Peer review should help authors to improve their papers by receiving detailed and candid assessments of their work from leading experts in the field, but some authors make much better use of this opportunity than others. Of course it is not possible to make rabbit stew without a rabbit, nor can good papers be made from weak data. Thus we cannot offer any shortcuts—the ‘secret’ to high-profile publication is to do important experiments—but we can suggest ways to avoid wasting effort on unproductive responses to referees and editors. If two scientists begin with data of equal significance and quality, what factors might eventually lead one paper to be published in a high-visibility journal while the other ends up in a specialist journal?

Most leading biomedical journals receive many more submissions than they can realistically review, and editors are usually careful not to waste their referees' time by asking them to look at papers that seem unlikely to be of sufficient general interest. (At Nature Neuroscience, for instance, only about one submission in three is sent for external review.) The first step, then, is to choose an appropriate journal for each paper, and not to submit work that is too preliminary, too thinly sliced or too narrow in scope for a top journal.

Having chosen where to submit, it is well worth preparing the paper carefully, making sure that the significance of the study is clearly stated without being oversold. Although the substance of the work is our main concern, well-crafted papers, like polished talks, create a favorable impression in the minds of editors and referees. Conversely, careless mistakes or poor scholarship create an impression of sloppiness that may be hard to overcome later, and neither editors nor referees like being asked to work harder than necessary to follow the authors' arguments.

Successful authors use the review process to make their papers better. Authors should recognize that peer review is not a legal proceeding; if a paper is not immediately accepted, discussing its scientific substance is much more productive than focusing on procedural complaints. It is also important to address the major criticisms, rather than debating minor points or responding to referees' concerns with cosmetic changes. Successful authors have a good sense of which problems were critical in the editorial decision, and they respond throughly to these issues. In particular, they do the experiments. Like losing weight, successfully revising a manuscript may not be easy, but it is often simple, at least in principle. The odds of getting a paper published after an initial rejection are greatly increased by resolving the referees' concerns directly, rather than trying to use words to patch up weaknesses that should have been addressed with data. This is the single biggest difference between papers that are ultimately accepted and those that are rejected.

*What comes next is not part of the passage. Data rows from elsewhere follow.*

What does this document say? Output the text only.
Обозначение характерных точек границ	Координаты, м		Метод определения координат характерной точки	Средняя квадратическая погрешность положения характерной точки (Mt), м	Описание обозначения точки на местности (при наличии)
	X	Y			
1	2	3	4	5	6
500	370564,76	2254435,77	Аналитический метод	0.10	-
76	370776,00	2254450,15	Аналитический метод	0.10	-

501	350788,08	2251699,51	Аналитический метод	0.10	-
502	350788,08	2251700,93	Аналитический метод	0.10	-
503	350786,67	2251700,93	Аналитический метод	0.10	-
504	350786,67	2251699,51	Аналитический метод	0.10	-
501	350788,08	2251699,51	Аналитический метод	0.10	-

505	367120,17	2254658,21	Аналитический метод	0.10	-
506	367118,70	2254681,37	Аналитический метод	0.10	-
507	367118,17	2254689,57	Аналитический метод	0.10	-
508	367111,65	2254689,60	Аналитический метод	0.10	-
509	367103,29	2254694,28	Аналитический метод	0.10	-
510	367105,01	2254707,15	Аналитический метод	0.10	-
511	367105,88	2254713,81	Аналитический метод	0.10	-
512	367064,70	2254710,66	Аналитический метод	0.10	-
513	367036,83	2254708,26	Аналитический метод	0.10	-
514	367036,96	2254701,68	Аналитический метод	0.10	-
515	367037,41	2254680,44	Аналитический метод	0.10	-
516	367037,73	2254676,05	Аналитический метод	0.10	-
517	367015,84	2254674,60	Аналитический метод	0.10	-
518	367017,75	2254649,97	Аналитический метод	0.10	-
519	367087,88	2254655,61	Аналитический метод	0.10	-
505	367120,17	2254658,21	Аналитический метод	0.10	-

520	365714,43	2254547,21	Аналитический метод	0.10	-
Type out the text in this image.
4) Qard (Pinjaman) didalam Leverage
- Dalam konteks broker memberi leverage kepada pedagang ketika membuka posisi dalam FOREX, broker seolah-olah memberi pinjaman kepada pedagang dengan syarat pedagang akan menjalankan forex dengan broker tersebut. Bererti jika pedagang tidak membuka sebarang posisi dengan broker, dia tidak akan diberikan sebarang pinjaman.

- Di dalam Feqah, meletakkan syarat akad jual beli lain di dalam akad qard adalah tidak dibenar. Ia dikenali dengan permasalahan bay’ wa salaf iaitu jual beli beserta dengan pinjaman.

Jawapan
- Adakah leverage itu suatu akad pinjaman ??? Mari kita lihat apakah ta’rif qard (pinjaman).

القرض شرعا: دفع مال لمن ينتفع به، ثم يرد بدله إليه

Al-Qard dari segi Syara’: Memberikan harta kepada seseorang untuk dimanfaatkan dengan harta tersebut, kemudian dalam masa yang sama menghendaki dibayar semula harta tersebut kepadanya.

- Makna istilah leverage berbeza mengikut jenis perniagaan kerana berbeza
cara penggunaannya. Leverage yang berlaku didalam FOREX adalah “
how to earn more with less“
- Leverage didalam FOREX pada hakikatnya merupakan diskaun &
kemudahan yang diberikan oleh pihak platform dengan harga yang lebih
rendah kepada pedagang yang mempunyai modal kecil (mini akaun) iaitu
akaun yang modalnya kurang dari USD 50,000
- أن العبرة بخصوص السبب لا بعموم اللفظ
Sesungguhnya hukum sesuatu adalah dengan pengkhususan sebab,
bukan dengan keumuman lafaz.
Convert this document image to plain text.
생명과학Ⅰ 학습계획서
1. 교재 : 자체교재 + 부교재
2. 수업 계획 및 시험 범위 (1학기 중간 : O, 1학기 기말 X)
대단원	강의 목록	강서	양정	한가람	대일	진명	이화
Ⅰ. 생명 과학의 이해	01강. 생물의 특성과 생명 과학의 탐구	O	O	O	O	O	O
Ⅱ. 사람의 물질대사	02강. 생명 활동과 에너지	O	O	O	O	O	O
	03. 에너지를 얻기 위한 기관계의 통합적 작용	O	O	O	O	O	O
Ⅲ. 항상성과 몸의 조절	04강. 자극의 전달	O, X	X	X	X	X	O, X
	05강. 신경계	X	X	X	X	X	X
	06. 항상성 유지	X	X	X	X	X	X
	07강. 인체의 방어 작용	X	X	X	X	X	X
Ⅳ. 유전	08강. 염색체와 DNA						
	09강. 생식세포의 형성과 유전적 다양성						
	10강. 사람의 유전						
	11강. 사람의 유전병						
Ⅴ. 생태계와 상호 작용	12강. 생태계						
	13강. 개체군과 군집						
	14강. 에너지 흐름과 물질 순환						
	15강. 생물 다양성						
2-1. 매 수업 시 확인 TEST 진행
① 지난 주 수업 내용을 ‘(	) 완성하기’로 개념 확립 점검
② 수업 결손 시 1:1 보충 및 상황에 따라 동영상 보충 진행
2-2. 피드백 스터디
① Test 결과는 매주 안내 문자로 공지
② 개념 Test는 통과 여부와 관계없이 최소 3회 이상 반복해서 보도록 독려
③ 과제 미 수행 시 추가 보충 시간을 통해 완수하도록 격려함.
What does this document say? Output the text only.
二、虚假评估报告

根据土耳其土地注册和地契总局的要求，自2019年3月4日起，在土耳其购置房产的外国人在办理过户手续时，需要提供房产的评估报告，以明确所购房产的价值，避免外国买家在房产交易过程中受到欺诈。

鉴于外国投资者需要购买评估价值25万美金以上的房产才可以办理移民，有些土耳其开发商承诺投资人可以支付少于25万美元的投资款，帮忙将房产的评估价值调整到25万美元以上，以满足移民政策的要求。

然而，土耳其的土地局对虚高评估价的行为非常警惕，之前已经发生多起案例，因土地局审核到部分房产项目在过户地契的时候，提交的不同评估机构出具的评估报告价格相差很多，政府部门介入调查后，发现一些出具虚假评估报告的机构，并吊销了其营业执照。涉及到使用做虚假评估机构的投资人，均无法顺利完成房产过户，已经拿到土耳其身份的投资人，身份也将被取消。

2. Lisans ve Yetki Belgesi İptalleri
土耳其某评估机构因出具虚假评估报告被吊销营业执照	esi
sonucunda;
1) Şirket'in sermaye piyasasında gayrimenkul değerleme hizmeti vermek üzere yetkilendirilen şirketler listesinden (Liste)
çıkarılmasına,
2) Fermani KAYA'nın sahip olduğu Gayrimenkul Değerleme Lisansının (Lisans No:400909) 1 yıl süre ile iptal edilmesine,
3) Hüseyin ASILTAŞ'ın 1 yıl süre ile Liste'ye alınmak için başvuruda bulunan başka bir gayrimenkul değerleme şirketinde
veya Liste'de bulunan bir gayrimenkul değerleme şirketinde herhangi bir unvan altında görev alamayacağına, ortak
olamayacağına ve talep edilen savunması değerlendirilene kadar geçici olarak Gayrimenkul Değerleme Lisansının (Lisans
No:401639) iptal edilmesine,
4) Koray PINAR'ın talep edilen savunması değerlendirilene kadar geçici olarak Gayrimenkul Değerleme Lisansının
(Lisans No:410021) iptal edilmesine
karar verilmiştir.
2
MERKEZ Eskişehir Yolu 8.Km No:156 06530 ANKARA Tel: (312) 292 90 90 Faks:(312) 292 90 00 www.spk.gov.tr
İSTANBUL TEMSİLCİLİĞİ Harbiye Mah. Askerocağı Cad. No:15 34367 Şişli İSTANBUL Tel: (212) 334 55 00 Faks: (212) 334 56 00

Throughout the review process, it is important to recognize that referees' time is a valuable resource that is freely donated despite being in limited supply. Editors have a responsibility to conserve this resource, which means not burdening referees unnecessarily by asking them to re-review manuscripts that have not been adequately revised. Successful authors understand this, and rather than testing incrementally the smallest amount of change that will make a paper acceptable, they make a single comprehensive attempt to resolve as many problems as possible in the first revision.

There are of course occasions when an author may fundamentally disagree with a referee or editor (sometimes for good reason), and one difficult aspect of the review process is knowing when and how to dispute a negative recommendation. It is obviously a good idea to calm down before responding, and to try to see things from the editors' or referees' perspective. For instance, it is pointless to ask an editor to overrule a unanimous negative recommendation, or to accuse referees of acting in bad faith or to attack their competence or integrity to the editor who chose them. Similarly, it is seldom useful to forward supportive letters or comments from well-known scientists; any journal that is committed to anonymous peer review places more weight on the recommendations of its own chosen referees than on ‘celebrity endorsements’ that have been collected by the authors.

In deciding when to argue, it may be helpful to separate the referees' criticisms by category. Some may be based on factual misunderstandings that can be clarified. Some may be addressed by obtaining further data, which may or may not be feasible. Some may represent stringent demands that go beyond the normal expectations of the field. Some are simple differences of opinion as to the significance or interest of the work. These last are often the most difficult to refute; unless the referee has clearly misunderstood the paper or the prior literature, the editor is likely to trust the referee's judgment over that of the authors. Successful authors understand these distinctions, pick their fights carefully, and only dispute decisions in cases where there is some prospect of changing people's minds. Arguing a decision costs authors, editors and referees time and energy that must be taken away from other papers, so it is important to think carefully about what is likely to be achieved by entering into a prolonged debate. Finally, successful authors remember the next paper. No one wins all the time, and most successful authors know how to lose gracefully.

It is worth keeping in mind that among papers sent for peer review at Nature Neuroscience, only one third are eventually published, most of them substantially revised since the original submission. Thus, looking at the review process as an opportunity to improve the paper greatly increases one's chances of publication, which more commonly results from hard work and good judgment than from luck, reputation or sales ploys.